/IWBench

IW-Bench:Benchmark for Evaluating Large Multimodal Models \\for Converting Image-to-Web

Primary LanguagePythonMIT LicenseMIT

IW-Bench: Evaluating Large Multimodal Models for Converting Image-to-Web


✨Introduction

👋 Welcome, this is a benchmark for evaluating large language models for Converting Images to HTML Code. 😊 We welcome everyone to participate and contribute 🌟.

🛠Environment

We recommend using conda

conda create -n iwbench python=3.10
conda activate iwbench
pip install -r requirements.txt

# We use Chrome for HTML to image generation. Please initialize Playwright before use.
# thie will download Chromium version.xxx.xxx.xxx
playwright install

🚨Dataset

Download the version V1 dataset from Google Drive(88.1MB) and place it in the "./dataset" directory.

📈Evaluation

Using your LMM, generate the corresponding HTML code based on the input images.
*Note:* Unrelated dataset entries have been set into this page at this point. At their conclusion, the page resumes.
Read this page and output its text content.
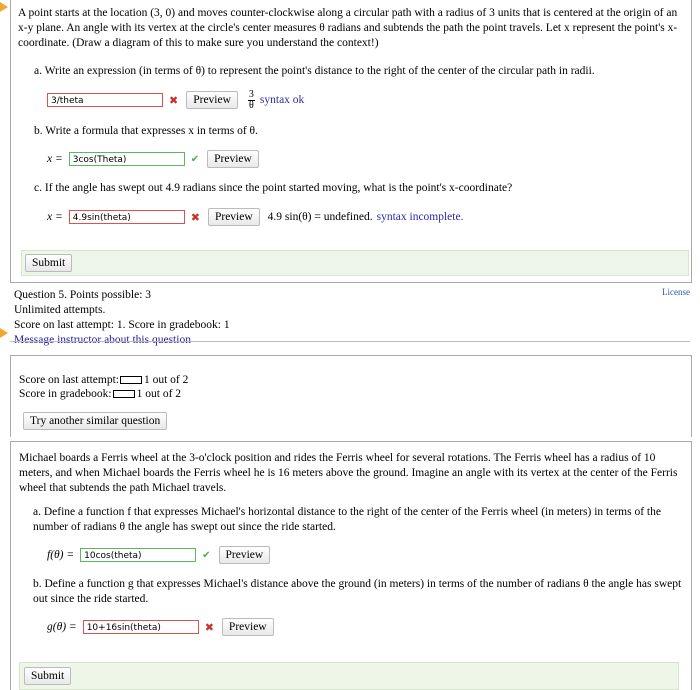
A point starts at the location (3, 0) and moves counter-clockwise along a circular path with a radius of 3 units that is centered at the origin of an x-y plane. An angle with its vertex at the circle's center measures θ radians and subtends the path the point travels. Let x represent the point's x-coordinate. (Draw a diagram of this to make sure you understand the context!)
a. Write an expression (in terms of θ) to represent the point's distance to the right of the center of the circular path in radii.
3/theta	✖	Preview	$\frac{3}{\theta}$ syntax ok
b. Write a formula that expresses x in terms of θ.
x =	3cos(Theta)	✔	Preview
c. If the angle has swept out 4.9 radians since the point started moving, what is the point's x-coordinate?
x =	4.9sin(theta)	✖	Preview	4.9 sin(θ) = undefined. syntax incomplete.
Submit
Question 5. Points possible: 3
Unlimited attempts.
Score on last attempt: 1. Score in gradebook: 1
Message instructor about this question
License
Score on last attempt: 1 out of 2
Score in gradebook: 1 out of 2
Try another similar question
Michael boards a Ferris wheel at the 3-o'clock position and rides the Ferris wheel for several rotations. The Ferris wheel has a radius of 10 meters, and when Michael boards the Ferris wheel he is 16 meters above the ground. Imagine an angle with its vertex at the center of the Ferris wheel that subtends the path Michael travels.
a. Define a function f that expresses Michael's horizontal distance to the right of the center of the Ferris wheel (in meters) in terms of the number of radians θ the angle has swept out since the ride started.
f(θ) =	10cos(theta)	✔	Preview
b. Define a function g that expresses Michael's distance above the ground (in meters) in terms of the number of radians θ the angle has swept out since the ride started.
g(θ) =	10+16sin(theta)	✖	Preview
Submit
For example, use the PNG files in the 'dataset' directory as input and save the generated results in a folder, in a format like 'code/baseline/dataset-llava-v1.5-13b-html' or 'code/baseline/dataset-websight-html'. The '.html' and '.htmlcoco' files should be generated from the corresponding PNG files in the 'dataset' directory.

cd code/
python benchmark.py --input_dir ./baseline/dataset-qwenvlchat-html

📊Result

Accuracy scores on our IW-bench. Element Accuracy is employed to gauge the comprehensiveness of elements, while Layout Accuracy is utilized to evaluate the effectiveness of webpage layout. These metrics are categorized into three difficulty levels: simple, medium, and complex. Each level is accompanied by corresponding scores and contributes to the final overall average score. image

🗓ToDO List

✅ 1. Released version V1 of the dataset with over 317 web pages.

🔘 2. Released version V2 of the dataset, a total of 1000 web pages.

Licenses

MIT license

This work is licensed under a MIT License.

CC BY-NC-SA 4.0

The dataset is licensed under a Creative Commons Attribution-NonCommercial-ShareAlike 4.0 International License.